Broese van Groenou en Van Tilburg (2017) beschrijven dat mannen (in vergelijking met vrouwen) laagopgeleiden (in vergelijking met hoogopgeleiden) en ouderen met een hoge leeftijd (in vergelijking met ouderen met een lagere leeftijd) over het algemeen kleinere netwerken hebben en minder emotionele steun uitwisselen met leden van hun netwerken. Op het eerste oog lijkt het voor mannen met een lage opleiding en een hoge leeftijd dan ook nodig om interventies te richten op het vergroten van hun sociale netwerken, en het verbeteren van de kwaliteit van hun contacten met anderen.
Broese van Groenou en Van Tilburg (2017) benadrukken echter dat interventies moeten aansluiten bij de reden voor de eenzaamheid. Het is dus belangrijk om per oudere te bekijken wat aan de hand is en hoe hij/zij het beste geholpen kan worden.
De auteurs noemen daarnaast dat interventies om netwerken te verbeteren en eenzaamheid te bestrijden, voldoen aan een aantal kenmerken. Effectieve interventies bouwen voort op theoretisch onderbouwde strategieën, gebruiken de ervaringen van eerdere interventies, zijn meestal van langere duur, zijn meestal intensief van aard en zijn vaak gericht op een specifieke doelgroep (Broese van Groenou en Van Tilburg, 2017, p.59).
netwerken van ouderen in de eenentwintigste eeuw
culturele ontwikkelingen in de sl dragen ertoe bij dat vriendschappen belangrijker zijn geworden, dat meer ouderen een echtscheiding hebben meegemaakt, dat er vaker sprake is van hertrouw en stiefgezinnen bij ouderen.

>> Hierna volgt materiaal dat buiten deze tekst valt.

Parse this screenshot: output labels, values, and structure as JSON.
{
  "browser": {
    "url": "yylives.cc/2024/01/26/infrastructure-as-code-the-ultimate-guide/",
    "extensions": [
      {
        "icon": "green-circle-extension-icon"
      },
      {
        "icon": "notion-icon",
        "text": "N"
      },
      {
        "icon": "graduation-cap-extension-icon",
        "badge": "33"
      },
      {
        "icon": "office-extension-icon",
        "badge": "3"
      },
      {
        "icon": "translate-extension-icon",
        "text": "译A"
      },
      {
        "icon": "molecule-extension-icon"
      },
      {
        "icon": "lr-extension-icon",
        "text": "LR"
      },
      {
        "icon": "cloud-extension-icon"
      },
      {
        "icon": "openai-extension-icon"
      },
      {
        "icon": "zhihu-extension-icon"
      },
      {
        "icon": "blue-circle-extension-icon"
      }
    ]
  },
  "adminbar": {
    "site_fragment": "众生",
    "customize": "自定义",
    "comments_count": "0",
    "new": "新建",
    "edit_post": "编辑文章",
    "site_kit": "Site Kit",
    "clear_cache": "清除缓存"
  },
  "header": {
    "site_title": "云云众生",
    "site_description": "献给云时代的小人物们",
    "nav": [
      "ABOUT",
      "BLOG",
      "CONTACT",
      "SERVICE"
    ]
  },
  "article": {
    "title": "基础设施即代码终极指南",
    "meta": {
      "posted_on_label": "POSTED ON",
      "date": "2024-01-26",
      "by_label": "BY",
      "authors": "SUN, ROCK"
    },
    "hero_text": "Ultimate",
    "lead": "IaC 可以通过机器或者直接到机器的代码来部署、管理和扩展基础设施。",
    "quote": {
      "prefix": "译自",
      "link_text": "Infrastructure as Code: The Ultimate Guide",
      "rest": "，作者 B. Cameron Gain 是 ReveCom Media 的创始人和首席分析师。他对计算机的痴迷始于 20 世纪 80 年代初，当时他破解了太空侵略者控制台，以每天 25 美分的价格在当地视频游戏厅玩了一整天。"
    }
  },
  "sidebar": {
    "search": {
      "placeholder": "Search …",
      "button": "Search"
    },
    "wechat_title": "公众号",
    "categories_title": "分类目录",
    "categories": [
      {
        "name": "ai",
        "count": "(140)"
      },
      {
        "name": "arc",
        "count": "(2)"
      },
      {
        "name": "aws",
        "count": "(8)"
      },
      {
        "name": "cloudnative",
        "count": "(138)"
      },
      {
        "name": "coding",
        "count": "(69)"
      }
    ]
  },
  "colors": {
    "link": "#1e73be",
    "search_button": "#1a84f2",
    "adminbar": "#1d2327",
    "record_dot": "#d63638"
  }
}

Ouderen noemen vaker vrienden in hun relatienetwerk in vergelijking met de vorige eeuwen.
Ouderen onderhouden hun persoonlijke relatienetwerken steeds vaker online naast de reguliere offline communicatie.

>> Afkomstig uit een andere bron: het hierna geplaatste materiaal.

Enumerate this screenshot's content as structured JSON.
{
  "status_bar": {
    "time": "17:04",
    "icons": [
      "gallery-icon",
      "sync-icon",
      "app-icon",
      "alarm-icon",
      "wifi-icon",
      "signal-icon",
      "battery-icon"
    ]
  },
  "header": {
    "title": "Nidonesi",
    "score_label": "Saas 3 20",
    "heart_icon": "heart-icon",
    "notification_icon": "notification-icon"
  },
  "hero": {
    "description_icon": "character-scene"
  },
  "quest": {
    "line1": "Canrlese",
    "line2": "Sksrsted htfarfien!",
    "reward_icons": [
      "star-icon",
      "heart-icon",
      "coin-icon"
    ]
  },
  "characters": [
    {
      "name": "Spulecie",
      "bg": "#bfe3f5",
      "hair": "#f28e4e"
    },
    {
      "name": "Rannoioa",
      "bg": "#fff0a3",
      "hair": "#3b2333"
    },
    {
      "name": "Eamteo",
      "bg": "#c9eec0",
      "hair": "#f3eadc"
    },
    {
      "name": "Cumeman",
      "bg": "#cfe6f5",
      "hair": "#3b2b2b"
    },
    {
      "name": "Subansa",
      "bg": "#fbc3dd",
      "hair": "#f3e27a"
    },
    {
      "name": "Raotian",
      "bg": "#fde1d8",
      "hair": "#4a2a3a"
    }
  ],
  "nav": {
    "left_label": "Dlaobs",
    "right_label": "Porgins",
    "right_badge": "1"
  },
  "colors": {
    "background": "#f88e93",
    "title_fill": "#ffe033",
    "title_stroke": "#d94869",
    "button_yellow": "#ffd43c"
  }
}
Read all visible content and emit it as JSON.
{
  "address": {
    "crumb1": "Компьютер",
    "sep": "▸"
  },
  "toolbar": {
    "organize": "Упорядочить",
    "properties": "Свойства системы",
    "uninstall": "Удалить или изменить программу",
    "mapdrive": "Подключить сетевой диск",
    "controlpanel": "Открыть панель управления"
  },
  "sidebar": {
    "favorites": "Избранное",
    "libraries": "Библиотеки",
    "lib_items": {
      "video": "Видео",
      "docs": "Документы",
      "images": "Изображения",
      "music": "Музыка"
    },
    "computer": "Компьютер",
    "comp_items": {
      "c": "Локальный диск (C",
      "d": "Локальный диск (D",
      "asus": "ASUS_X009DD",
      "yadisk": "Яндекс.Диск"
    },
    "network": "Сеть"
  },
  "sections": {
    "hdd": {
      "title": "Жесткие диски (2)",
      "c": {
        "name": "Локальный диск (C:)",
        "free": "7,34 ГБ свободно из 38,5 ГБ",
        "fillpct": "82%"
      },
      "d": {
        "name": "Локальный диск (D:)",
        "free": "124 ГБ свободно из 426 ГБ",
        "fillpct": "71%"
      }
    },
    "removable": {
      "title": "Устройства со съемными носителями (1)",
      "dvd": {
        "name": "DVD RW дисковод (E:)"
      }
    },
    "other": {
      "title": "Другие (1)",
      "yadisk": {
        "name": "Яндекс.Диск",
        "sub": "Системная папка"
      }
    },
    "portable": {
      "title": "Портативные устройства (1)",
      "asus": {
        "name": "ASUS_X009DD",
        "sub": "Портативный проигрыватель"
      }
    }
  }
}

Broese van Groenou en Van Tilburg (2017); mensen die gedurende hun leven investeren in een sociaal netwerk bereiden zich goed voor op hun oude dag.

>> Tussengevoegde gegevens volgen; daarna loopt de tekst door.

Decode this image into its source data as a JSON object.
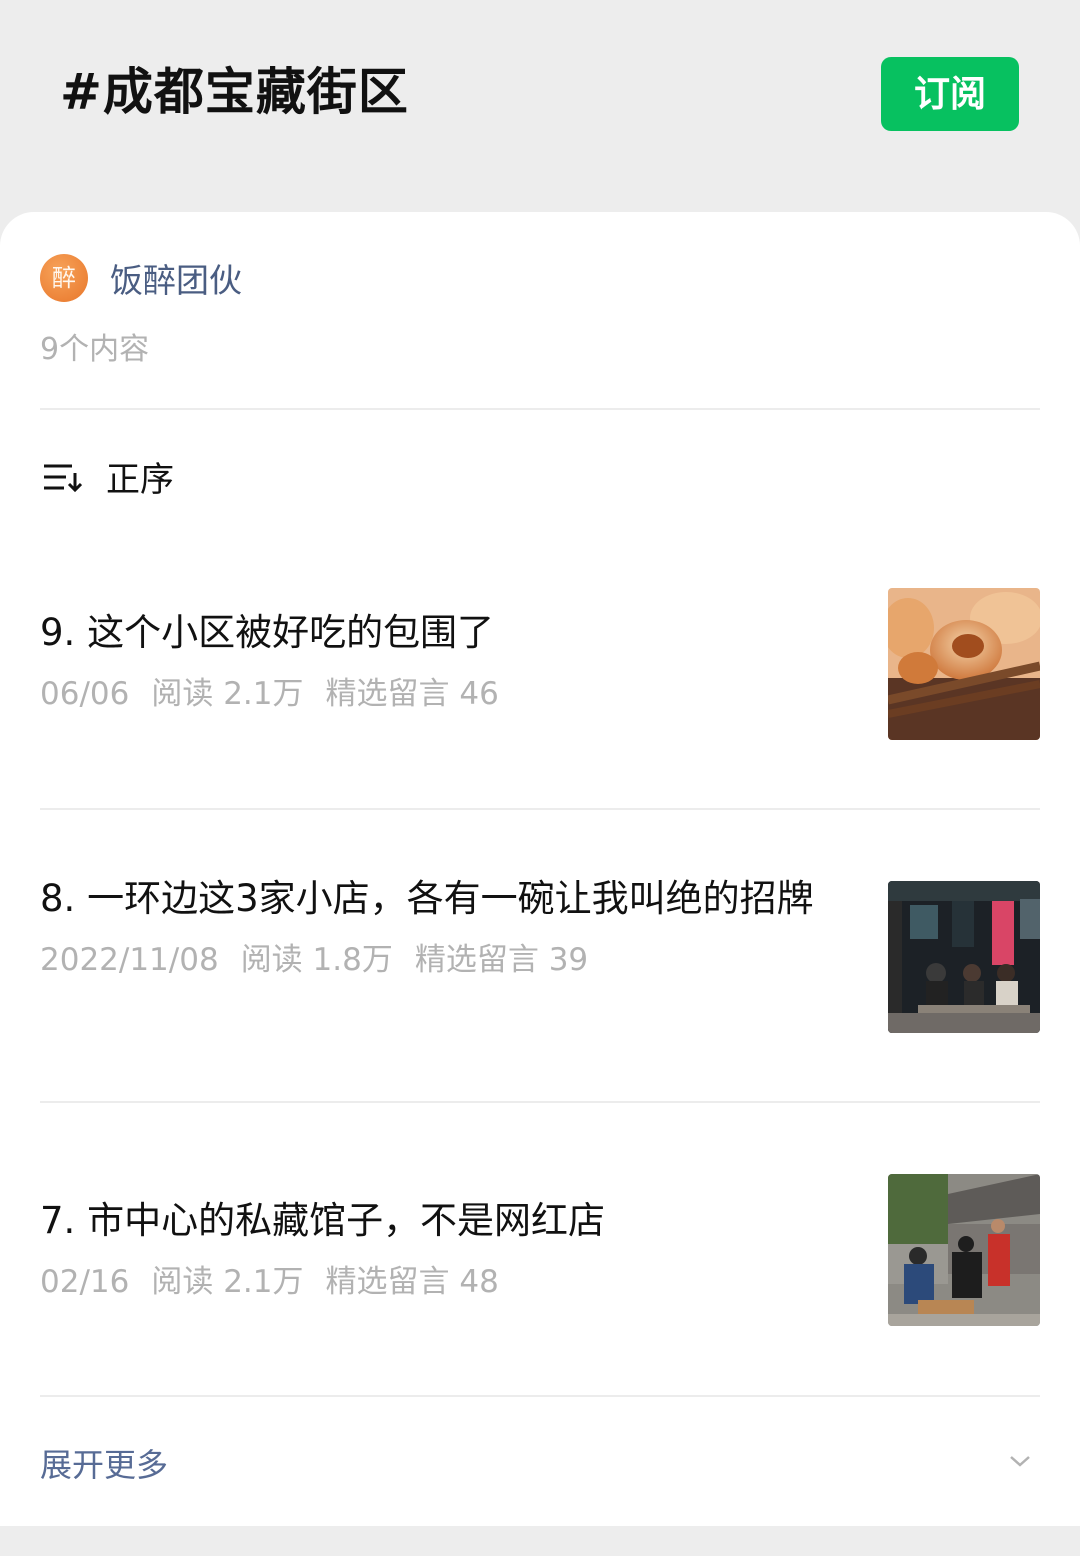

Wat adviseer ik nav konvooi en SEST
Volgens het konvooimodel bepalen de mogelijkheden die mensen hebben tot het initiëren en behouden van relaties het sociaal netwerk. De mogelijkheden worden weer bepaald door de rollen die mensen vervulen in hun leven en de wijzigingen daarin (Kahn en Antonucci, 1980).
Uitgaande van het konvooimodel is het dan ook aan te raden om gedurende de levensloop in meerdere rollen actief te zijn, bijvoorbeeld door betaald of vrijwilligerswerk te doen en door lid te worden van sport of hobbyclubs om vriendschappen te sluiten.
In lijn met SEST verkiezen mensen naarmate ze ouder worden relaties waar zij emotionele steun uit putten (Cartstensen 1992, geciteerd in Broese van Groenou en van Tilburg, 2017, p.54).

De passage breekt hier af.